Fred Wszolek, a spokesman for Unlock Michigan, has acknowledged some problems with paid petition circulators and said that signatures collected by In the Field will not be used. He has said that most of the signatures were collected by Unlock Michigan volunteers, not paid circulators.
“We have gone above and beyond to require all circulators to behave lawfully, appropriately and professionally at all times,” Wszolek said Wednesday. “If they failed to meet that standard, they should be held accountable.”
Fisk said the “new evidence shows that the illegal and improper tactics affect both the paid circulators and the volunteer circulators, as well.”
More: In secret recording, trainer for Unlock Michigan advises on unlawful tactics
More: Unlock Michigan petition circulator has criminal record, history of ‘bait and switch’
Other photos and videos Keep Michigan Safe said it will release on its website Wednesday show unattended petitions left on tables at restaurants and another business by volunteer circulators. Under state law, signatures must be witnessed by the person circulating the petition.
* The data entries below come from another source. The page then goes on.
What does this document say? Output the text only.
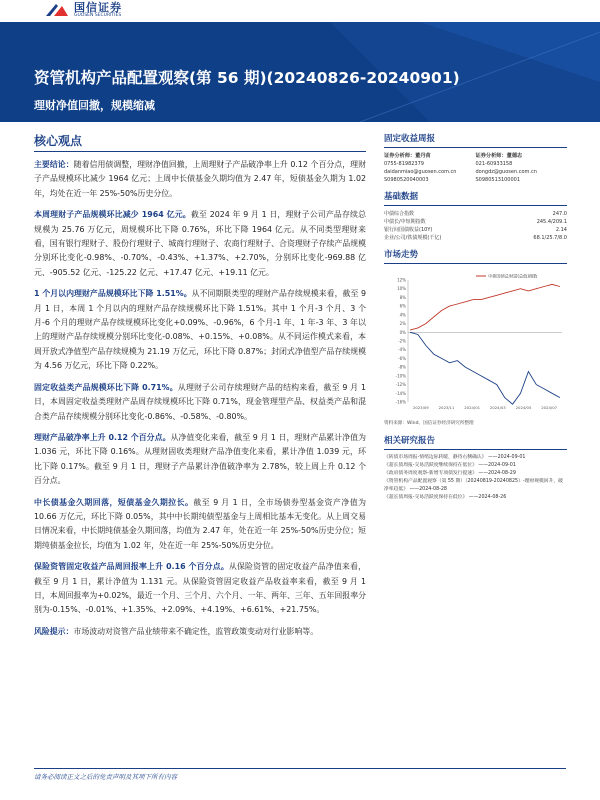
国信证券
GUOSEN SECURITIES
资管机构产品配置观察(第 56 期)(20240826-20240901)
理财净值回撤，规模缩减
核心观点
主要结论：随着信用债调整，理财净值回撤，上周理财子产品破净率上升 0.12 个百分点，理财子产品规模环比减少 1964 亿元；上周中长债基金久期均值为 2.47 年，短债基金久期为 1.02 年，均处在近一年 25%-50%历史分位。
本周理财子产品规模环比减少 1964 亿元。截至 2024 年 9 月 1 日，理财子公司产品存续总规模为 25.76 万亿元，周规模环比下降 0.76%，环比下降 1964 亿元。从不同类型理财来看，国有银行理财子、股份行理财子、城商行理财子、农商行理财子、合资理财子存续产品规模分别环比变化-0.98%、-0.70%、-0.43%、+1.37%、+2.70%，分别环比变化-969.88 亿元、-905.52 亿元、-125.22 亿元、+17.47 亿元、+19.11 亿元。
1 个月以内理财产品规模环比下降 1.51%。从不同期限类型的理财产品存续规模来看，截至 9 月 1 日，本周 1 个月以内的理财产品存续规模环比下降 1.51%。其中 1 个月-3 个月、3 个月-6 个月的理财产品存续规模环比变化+0.09%、-0.96%，6 个月-1 年、1 年-3 年、3 年以上的理财产品存续规模分别环比变化-0.08%、+0.15%、+0.08%。从不同运作模式来看，本周开放式净值型产品存续规模为 21.19 万亿元，环比下降 0.87%；封闭式净值型产品存续规模为 4.56 万亿元，环比下降 0.22%。
固定收益类产品规模环比下降 0.71%。从理财子公司存续理财产品的结构来看，截至 9 月 1 日，本周固定收益类理财产品周存续规模环比下降 0.71%，现金管理型产品、权益类产品和混合类产品存续规模分别环比变化-0.86%、-0.58%、-0.80%。
理财产品破净率上升 0.12 个百分点。从净值变化来看，截至 9 月 1 日，理财产品累计净值为 1.036 元，环比下降 0.16%。从理财固收类理财产品净值变化来看，累计净值 1.039 元，环比下降 0.17%。截至 9 月 1 日，理财子产品累计净值破净率为 2.78%，较上周上升 0.12 个百分点。
中长债基金久期回落，短债基金久期拉长。截至 9 月 1 日，全市场债券型基金资产净值为 10.66 万亿元，环比下降 0.05%，其中中长期纯债型基金与上周相比基本无变化。从上周交易日情况来看，中长期纯债基金久期回落，均值为 2.47 年，处在近一年 25%-50%历史分位；短期纯债基金拉长，均值为 1.02 年，处在近一年 25%-50%历史分位。
保险资管固定收益产品周回报率上升 0.16 个百分点。从保险资管的固定收益产品净值来看，截至 9 月 1 日，累计净值为 1.131 元。从保险资管固定收益产品收益率来看，截至 9 月 1 日，本周回报率为+0.02%，最近一个月、三个月、六个月、一年、两年、三年、五年回报率分别为-0.15%、-0.01%、+1.35%、+2.09%、+4.19%、+6.61%、+21.75%。
风险提示：市场波动对资管产品业绩带来不确定性，监管政策变动对行业影响等。
固定收益周报
证券分析师：董丹苗
0755-81982379
daidanmiao@guosen.com.cn
S0980520040003
证券分析师：董德志
021-60933158
dongdz@guosen.com.cn
S0980513100001
基础数据
中债综合指数	247.0
中债长/中短期指数	245.4/209.1
银行间国债收益(10Y)	2.14
企业/公司/铁债规模(千亿)	68.1/25.7/8.0
市场走势
12%
10%
8%
6%
4%
2%
0%
-2%
-4%
-6%
-8%
-10%
-12%
-14%
-16%
2023/09	2023/11	2024/01	2024/03	2024/05	2024/07
中债国债总财富(总值)指数
资料来源：Wind、国信证券经济研究所整理
相关研究报告
《转债市场周报-情绪边际转暖，静待右侧确认》 ——2024-09-01
《超长债周报-交易活跃度继续保持在低位》 ——2024-09-01
《政府债务周度观察-新增专项债发行提速》 ——2024-08-29
《资管机构产品配置观察（第 55 期）（20240819-20240825）-理财规模回升，破净率趋低》 ——2024-08-28
《超长债周报-交易活跃度保持在低位》 ——2024-08-26
请务必阅读正文之后的免责声明及其项下所有内容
Another shows a volunteer petition circulator having someone sign a voter registration card and then immediately sign the petition, although the voter registration card had not yet been submitted to the state so it could take effect, Fisk said. Only registered voters are allowed to sign petitions.
On Monday, Michigan Attorney General Dana Nessel announced she is launching a criminal investigation into Unlock Michigan and its signature collection methods.
Nessel’s announcement followed a series of Free Press articles about questionable tactics employed by paid signature collectors working on the Unlock Michigan campaign.
The Free Press reported Sept. 22 on a video showing Erik Tisinger advising trainees about giving potential signers inaccurate information about the purpose of the petition, trespassing on private property, unlawfully leaving petitions in someone else’s possession to collect signatures, and giving misleading testimony in a court deposition.
In August, the Free Press reported that another company involved in collecting signatures, Let the People Decide, has a history of alleged “bait and switch” tactics in paid petition drives around the U.S., in which people were allegedly given inaccurate descriptions of what the initiatives would do, and the company is headed by a man who has a criminal record for falsifying his voter registration.
“The alleged unscrupulous and illegal tactics being used by Unlock Michigan are unsettling and the attorney general’s decision to open an investigation into these allegations is an important and necessary step to protect the integrity of our election laws,” Whitmer spokeswoman Tiffany Brown said Wednesday.
Every paid circulator employed by Unlock Michigan, National Petition Management or any subcontractor was required to sign an agreement which, among other things, requires that circulators “not make statements or present exhibits falsifying the contents or effects” of the petition, Wszolek said, and “not solicit or allow false or forged signatures.”
That said, Unlock Michigan will submit more than 500,000 signatures Friday, which is far more than the roughly 340,000 valid signatures required, he said.
“There is no doubt whatsoever that we have more than (the) required number of signatures to submit this initiative to the Legislature for prompt action,” Wszolek said.
“Any delay in doing so will amount to disenfranchising more than a half million Michigan citizens who are exercising their right to initiate legislation.”